Troppo caldo: si teme che la stagione del tartufo bianco parta in salita
San Miniato (Pisa), 12 agosto 2026 – Il tartufo estivo ha fatto festa, ma ora il cielo tiene tutti con il fiato sospeso. Sulle colline di San Miniato, terra d’elezione del pregiato Tuber Magnatum Pico, trifolai, commercianti e aziende guardano le nuvole aspettando l’acqua che non arriva. Il caldo africano e la siccità stanno mettendo a dura prova i boschi e il timore è che la stagione del bianco , al via il primo ottobre, possa partire con il freno tirato.
“Il caldo sta bruciando le spore e, di questo passo, sarà un dramma . In Toscana i boschi sono secchi, le pochissime piogge non sono state neanche avvertite: un pochino meglio nel Senese”, raccontano alcuni tartufai esperti . Il tartufo si riproduce attraverso le spore che germinano nel sottosuolo a una profondità che varia solitamente tra i 10 e i 20 centimetri, legandosi alle radici delle piante per formare una simbiosi (micorriza) da cui nascerà la pepita. Da metà luglio le temperature elevate hanno stretto i boschi nella morsa dell’afa. “Le prime piogge, quando arriveranno, dopo tanta siccità sappiamo benissimo che fanno poco”, spiega Luca Fontanelli di Gazzarrini Tartufi, una delle aziende storiche della commercializzazione. Il rischio, sottolinea, è che l’acqua arrivi troppo tardi o nel modo sbagliato. “Può lavare il terreno, invece serve tanta acqua, più che rovesci e temporali”.
Le prospettive non sono dunque delle migliori in vista dell’apertura della raccolta del bianco. A complicare il quadro c’è anche il calendario : in altri Paesi a vocazione tartufigena raccolta e commercializzazione possono iniziare già dal primo settembre . Un mese di vantaggio che, soprattutto sui mercati esteri, rischia di pesare sulle aziende italiane. Intanto, per tutto settembre, proseguiranno le ultime raccolte dello scorzone estivo . In Toscana la stagione ha regalato quantità e qualità, mantenendo le quotazioni su livelli particolarmente accessibili, intorno ai 40 euro l’etto .
“Il nero d’estate ha dato soddisfazioni”, conferma Fontanelli, indicando settembre come il mese delle ultime pepite. Ma per il territorio il vero banco di prova resta il bianco.

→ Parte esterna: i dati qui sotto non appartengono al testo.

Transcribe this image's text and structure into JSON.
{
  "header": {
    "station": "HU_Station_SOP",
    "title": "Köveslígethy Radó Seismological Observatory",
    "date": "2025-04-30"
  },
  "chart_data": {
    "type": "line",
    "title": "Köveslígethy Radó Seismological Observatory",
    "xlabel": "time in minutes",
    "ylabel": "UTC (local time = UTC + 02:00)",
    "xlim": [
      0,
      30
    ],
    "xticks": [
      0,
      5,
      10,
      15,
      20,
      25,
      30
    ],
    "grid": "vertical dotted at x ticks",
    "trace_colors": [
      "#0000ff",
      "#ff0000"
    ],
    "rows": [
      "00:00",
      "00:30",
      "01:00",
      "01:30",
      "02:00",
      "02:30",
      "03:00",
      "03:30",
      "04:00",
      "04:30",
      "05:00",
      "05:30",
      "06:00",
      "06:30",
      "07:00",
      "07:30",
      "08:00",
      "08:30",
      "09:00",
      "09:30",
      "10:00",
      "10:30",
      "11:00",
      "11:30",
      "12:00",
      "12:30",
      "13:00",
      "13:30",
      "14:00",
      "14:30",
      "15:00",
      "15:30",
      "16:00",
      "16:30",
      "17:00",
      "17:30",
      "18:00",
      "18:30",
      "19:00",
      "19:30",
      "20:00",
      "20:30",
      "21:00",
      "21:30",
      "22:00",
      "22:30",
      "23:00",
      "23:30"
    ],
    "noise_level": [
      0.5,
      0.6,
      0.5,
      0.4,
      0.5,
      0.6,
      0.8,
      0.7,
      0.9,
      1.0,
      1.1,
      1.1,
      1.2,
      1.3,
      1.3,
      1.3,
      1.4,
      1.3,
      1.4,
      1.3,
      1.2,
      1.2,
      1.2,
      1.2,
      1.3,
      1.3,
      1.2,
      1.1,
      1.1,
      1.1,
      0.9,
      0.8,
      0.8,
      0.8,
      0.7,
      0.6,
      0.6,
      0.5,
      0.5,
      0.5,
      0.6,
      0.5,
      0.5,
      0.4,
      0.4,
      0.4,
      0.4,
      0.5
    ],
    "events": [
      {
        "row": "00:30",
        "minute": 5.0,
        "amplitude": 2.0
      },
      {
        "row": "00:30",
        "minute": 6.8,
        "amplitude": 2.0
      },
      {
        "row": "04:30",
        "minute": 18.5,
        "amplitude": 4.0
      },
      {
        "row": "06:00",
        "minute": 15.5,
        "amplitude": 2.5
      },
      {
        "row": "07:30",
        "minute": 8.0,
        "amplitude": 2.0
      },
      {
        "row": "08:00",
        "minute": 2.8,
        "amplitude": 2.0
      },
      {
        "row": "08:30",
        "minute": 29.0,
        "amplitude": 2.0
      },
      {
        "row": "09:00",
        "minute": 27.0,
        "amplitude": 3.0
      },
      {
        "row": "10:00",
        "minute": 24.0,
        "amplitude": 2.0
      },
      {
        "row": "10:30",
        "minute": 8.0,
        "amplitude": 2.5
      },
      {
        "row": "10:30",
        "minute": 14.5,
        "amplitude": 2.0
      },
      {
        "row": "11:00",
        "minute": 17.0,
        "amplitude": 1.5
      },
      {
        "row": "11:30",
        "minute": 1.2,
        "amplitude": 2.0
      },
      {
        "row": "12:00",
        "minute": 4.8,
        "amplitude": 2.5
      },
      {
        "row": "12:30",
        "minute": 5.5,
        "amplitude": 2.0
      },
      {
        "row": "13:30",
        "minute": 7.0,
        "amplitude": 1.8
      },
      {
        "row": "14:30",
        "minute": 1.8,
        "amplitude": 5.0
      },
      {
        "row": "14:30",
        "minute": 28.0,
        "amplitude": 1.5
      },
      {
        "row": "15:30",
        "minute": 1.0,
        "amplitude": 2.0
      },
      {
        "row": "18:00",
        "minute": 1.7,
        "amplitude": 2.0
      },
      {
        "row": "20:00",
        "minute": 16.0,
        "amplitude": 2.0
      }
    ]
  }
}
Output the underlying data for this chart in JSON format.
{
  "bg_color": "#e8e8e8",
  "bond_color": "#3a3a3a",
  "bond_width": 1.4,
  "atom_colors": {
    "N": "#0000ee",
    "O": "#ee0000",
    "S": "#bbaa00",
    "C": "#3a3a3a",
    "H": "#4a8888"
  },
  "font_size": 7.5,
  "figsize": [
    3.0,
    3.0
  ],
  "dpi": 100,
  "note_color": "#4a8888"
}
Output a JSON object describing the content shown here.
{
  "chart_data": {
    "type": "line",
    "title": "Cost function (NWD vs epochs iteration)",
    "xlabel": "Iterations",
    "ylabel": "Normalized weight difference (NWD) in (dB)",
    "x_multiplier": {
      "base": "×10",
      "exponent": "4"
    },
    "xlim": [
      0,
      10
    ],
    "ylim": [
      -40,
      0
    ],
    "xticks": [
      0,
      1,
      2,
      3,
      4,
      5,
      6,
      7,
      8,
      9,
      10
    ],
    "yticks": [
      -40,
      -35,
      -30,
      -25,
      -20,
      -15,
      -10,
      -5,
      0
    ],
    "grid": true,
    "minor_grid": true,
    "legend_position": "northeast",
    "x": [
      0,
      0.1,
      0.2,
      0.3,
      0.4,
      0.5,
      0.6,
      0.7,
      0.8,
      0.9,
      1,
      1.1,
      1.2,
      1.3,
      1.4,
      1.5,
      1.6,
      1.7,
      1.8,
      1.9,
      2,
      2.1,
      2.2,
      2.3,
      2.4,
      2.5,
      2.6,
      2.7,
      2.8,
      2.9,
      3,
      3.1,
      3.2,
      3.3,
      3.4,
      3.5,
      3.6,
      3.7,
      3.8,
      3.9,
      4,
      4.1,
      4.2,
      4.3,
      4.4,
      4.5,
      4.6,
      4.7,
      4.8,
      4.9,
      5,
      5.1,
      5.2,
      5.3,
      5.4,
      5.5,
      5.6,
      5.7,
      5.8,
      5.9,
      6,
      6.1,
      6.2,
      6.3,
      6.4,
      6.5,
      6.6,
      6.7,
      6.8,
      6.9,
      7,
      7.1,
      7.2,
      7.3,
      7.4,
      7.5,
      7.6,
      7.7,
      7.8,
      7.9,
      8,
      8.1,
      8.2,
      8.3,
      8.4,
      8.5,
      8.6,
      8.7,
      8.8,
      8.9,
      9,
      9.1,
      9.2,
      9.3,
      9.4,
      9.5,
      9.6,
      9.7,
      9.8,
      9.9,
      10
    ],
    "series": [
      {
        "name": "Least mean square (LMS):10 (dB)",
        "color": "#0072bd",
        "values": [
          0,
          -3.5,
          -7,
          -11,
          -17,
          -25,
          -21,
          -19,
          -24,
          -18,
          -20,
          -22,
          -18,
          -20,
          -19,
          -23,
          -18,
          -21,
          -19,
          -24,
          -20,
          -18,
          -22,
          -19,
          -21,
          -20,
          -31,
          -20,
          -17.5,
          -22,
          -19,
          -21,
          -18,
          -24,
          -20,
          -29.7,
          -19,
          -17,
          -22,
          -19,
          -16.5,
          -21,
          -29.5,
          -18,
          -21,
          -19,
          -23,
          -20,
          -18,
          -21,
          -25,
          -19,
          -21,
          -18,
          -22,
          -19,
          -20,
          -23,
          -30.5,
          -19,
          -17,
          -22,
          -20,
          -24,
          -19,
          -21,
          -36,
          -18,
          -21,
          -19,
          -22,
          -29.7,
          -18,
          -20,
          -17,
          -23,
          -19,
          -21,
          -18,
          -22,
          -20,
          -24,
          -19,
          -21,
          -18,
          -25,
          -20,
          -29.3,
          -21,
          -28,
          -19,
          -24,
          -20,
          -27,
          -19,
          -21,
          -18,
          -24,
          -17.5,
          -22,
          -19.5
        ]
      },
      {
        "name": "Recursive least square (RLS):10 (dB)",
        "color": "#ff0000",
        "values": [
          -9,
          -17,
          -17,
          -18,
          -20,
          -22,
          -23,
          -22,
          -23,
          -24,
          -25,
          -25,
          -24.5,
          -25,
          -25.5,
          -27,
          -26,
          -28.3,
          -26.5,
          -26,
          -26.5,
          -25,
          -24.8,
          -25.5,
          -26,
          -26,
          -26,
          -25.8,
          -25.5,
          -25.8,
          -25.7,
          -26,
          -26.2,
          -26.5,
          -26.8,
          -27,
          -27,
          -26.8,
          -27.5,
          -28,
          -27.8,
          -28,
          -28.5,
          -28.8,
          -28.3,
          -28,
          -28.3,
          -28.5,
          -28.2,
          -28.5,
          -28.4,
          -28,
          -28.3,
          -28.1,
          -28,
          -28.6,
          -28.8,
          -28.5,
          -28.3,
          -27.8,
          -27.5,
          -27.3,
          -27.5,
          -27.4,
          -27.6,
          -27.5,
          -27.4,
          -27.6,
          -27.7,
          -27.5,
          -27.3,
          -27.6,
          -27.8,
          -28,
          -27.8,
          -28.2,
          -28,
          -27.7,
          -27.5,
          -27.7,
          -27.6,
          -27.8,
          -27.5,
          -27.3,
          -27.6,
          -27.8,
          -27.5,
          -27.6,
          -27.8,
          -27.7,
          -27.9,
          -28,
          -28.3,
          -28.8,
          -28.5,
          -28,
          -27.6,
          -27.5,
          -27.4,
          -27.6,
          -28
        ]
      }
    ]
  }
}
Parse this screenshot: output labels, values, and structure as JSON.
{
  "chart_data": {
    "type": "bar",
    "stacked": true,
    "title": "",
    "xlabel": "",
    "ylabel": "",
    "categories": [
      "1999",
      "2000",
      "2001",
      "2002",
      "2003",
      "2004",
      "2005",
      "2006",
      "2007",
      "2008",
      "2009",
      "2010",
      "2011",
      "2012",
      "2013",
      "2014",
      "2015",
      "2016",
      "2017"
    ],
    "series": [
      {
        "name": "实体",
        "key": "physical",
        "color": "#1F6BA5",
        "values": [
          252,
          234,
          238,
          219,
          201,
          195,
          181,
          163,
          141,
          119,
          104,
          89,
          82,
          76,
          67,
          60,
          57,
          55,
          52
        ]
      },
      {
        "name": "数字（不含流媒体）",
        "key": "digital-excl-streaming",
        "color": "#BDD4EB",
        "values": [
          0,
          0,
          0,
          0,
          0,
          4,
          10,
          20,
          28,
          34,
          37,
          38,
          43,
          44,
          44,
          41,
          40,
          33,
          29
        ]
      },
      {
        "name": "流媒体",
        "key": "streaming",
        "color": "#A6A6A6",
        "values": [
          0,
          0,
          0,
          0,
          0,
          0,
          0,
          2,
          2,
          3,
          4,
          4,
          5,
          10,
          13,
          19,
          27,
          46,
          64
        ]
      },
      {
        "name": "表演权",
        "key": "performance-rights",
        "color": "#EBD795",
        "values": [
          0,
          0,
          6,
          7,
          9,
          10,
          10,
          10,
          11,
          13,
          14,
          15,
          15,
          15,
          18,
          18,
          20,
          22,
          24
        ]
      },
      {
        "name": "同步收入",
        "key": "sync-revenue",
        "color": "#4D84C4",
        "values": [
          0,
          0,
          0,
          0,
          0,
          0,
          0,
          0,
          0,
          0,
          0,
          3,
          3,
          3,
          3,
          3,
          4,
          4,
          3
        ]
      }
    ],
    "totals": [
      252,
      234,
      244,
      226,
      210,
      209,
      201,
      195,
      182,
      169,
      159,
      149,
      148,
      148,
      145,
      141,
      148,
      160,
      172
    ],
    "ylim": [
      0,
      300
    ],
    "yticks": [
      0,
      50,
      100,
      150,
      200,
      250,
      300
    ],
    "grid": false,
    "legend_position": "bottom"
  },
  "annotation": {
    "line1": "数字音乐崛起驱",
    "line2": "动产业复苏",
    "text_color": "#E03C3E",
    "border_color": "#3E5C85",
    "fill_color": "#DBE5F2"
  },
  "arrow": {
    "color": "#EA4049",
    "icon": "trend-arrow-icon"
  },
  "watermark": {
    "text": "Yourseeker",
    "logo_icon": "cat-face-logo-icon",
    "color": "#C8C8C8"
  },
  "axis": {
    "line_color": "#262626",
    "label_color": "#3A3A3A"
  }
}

Lo conferma anche Monica Nacci di Nacci Tartufi: “Da quando è iniziata la raccolta dello Scorzone abbiamo registrato un’apprezzabile abbondanza, con un incremento significativo rispetto allo scorso anno e pezzature di ottimo livello”. Ora, però, il quadro è cambiato. “I boschi sono aridi , il caldo torrido sta seccando tutto, la terra è durissima e anche i cani faticano a scavare. Per questo stiamo assistendo a un calo della raccolta. Adesso serve acqua”.
Le piogge abbondanti dell’inverno e della primavera avevano creato condizioni favorevoli allo sviluppo del fungo ipogeo, garantendo un equilibrio tra umidità e temperature. La lunga assenza di precipitazioni rischia invece di compromettere la naturale riproduzione del tartufo proprio nella fase decisiva per il bianco. La Toscana, una delle regioni italiane più ricche di aree tartufigene (oltre 6000 i cercatori), può contare su territori vocati che dalle colline arrivano alle valli fluviali e alle zone appenniniche: San Miniato, le Crete Senesi e la Val d’Orcia, il Mugello, il Casentino, la Val Tiberina e le pinete della costa maremmana.
A San Miniato il tartufo non è soltanto una prelibatezza. È economia. Le colline sanminiatesi producono mediamente ogni anno circa 30 quintali di tartufo tra bianco, nero e marzolino, e oltre il 50% prende la strada dell’estero. Per questo, mentre i trifolai preparano cani e attrezzature, la speranza corre ancora una volta dietro alle nuvole.